# Nano Heater?



## mattyc (21 Sep 2009)

What heatrs are avalible for a nano tank and do i need one the tank is now at about 21c i will be keeping CRS cherries and corydoras in the tank do i even need one?


----------



## chilled84 (21 Sep 2009)

i always ask that question even in my large tank. because when i started my tank up it was sitting at the right temp all the time. didnt think i needed heater at all. But i put one in just incase as i was worried about rises and declines in temp happening and the fish getting stressed.  :?


----------



## Superman (21 Sep 2009)

In my nano, it got very cold during the winter months so I'll be using one again.
In addition, even without having a heater during the summer months can mean the temp flucuates a lot - not good for CRS.

Dennerle do a nano heater but it's not really "nano" as we know it. There's some flat heaters but they don't stay flat in the water, then there's the heating mats to put underneath but I've been told they stick to the underside of the aquarium.

I'm looking to get an in-line heater for my nano when finances allow.


----------



## chilled84 (21 Sep 2009)

how about cable?? Undegravel? I have one going for sale.


----------



## mattyc (21 Sep 2009)

ok i will try and find a heater, i dont want a big one because the tank is small it would look odd!!
can anyone recomend one?


----------



## chilled84 (21 Sep 2009)

above thre i placed??


----------



## JohnC (21 Sep 2009)

Hi,

I use a newattio plus 10watt on my shrimp tanks sometimes BUT i find with the lights it actually tends to go from 25 up to 29 degrees during the day. Which wasnt good for my cherries. 

Since i took it off the tank they are actually breeding like bunnies since it stays below 25 all the time.

I am slightly worried about the temp in winter thou since i live in scotland and my flat can get below 10 Deg C.

John


----------



## Chmura (21 Sep 2009)

Aquael Easyheater or Aquael Neoheater ( both can be placed in any position ie. horizontally or vertically ).


----------



## aaronnorth (21 Sep 2009)

hydor do a flat heater.
the other option is a under gravel heater or a heat mat (use for reptiles)


----------



## mattyc (21 Sep 2009)

i have found a little 25w aqua one heater in a lfs which is realy small so i have put one next to the filter!! will see how it go's


----------



## jimbo (4 Oct 2009)

Chmura said:
			
		

> Aquael Easyheater or Aquael Neoheater ( both can be placed in any position ie. horizontally or vertically ).


Whats the difference between the easy and the neo versions?


----------



## jimbo (4 Oct 2009)

jimbo said:
			
		

> Chmura said:
> 
> 
> 
> ...



It's ok i think i just found that out, the easy heater is still a mechanical heater & the neo's a newer version fully microprocessor controlled.
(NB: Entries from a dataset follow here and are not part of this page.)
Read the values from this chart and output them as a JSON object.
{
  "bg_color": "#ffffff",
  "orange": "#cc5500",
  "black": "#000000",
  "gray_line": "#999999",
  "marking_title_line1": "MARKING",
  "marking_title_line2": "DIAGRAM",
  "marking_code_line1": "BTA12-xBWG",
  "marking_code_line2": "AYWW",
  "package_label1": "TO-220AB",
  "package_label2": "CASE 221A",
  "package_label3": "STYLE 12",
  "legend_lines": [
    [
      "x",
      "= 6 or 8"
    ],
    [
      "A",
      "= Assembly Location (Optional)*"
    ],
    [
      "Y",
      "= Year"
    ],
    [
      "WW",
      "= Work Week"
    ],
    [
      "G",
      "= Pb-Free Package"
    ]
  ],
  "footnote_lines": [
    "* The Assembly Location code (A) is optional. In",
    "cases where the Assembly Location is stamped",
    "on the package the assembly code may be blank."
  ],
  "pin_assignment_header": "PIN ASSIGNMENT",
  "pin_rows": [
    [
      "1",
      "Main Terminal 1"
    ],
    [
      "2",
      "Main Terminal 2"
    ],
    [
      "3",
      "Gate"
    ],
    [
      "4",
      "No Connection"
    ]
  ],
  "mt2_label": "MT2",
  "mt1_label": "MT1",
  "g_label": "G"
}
Also the neo's cheaper at the mo.


----------



## amy4342 (4 Oct 2009)

Neowattino's are really small - I put mine into the HOB filter which worked really well and kept the equipment out of the tank. Be carefull which one you get though - the ordinary one is constantly on, but the Neowattino plus is pre-programmed to keep the temperature at 25 degrees celsius. Are you sure you'll need one? I dont use one at all in my 20l Arc tank - in fact, I have fans on a great deal of the time to keep the temperature down - the maximum temperature for CRS is 25 deg c. Mine only start breeding at 21 deg c.


----------



## jimbo (5 Oct 2009)

amy4342 said:
			
		

> Neowattino's are really small - I put mine into the HOB filter which worked really well and kept the equipment out of the tank. Be carefull which one you get though - the ordinary one is constantly on, but the Neowattino plus is pre-programmed to keep the temperature at 25 degrees celsius. Are you sure you'll need one? I dont use one at all in my 20l Arc tank - in fact, I have fans on a great deal of the time to keep the temperature down - the maximum temperature for CRS is 25 deg c. Mine only start breeding at 21 deg c.



I definitely need a heater my bedroom gets very gold in the winter, it's colder than any other room in the house? i'm planning to keep a betta fish in this tank so the temps will need to be on the warm side about 26c. I looked at the Neowattino plus heaters because they had the thermostat un-like the none + versions, but I think my tanks abit out of range for those heaters being 30 liter. Although by the time I add gravel & stuff maybe the Neowattino will be in range?
I have the wave box cubo 30 quite similar to the ark tanks. Thanks for the response


----------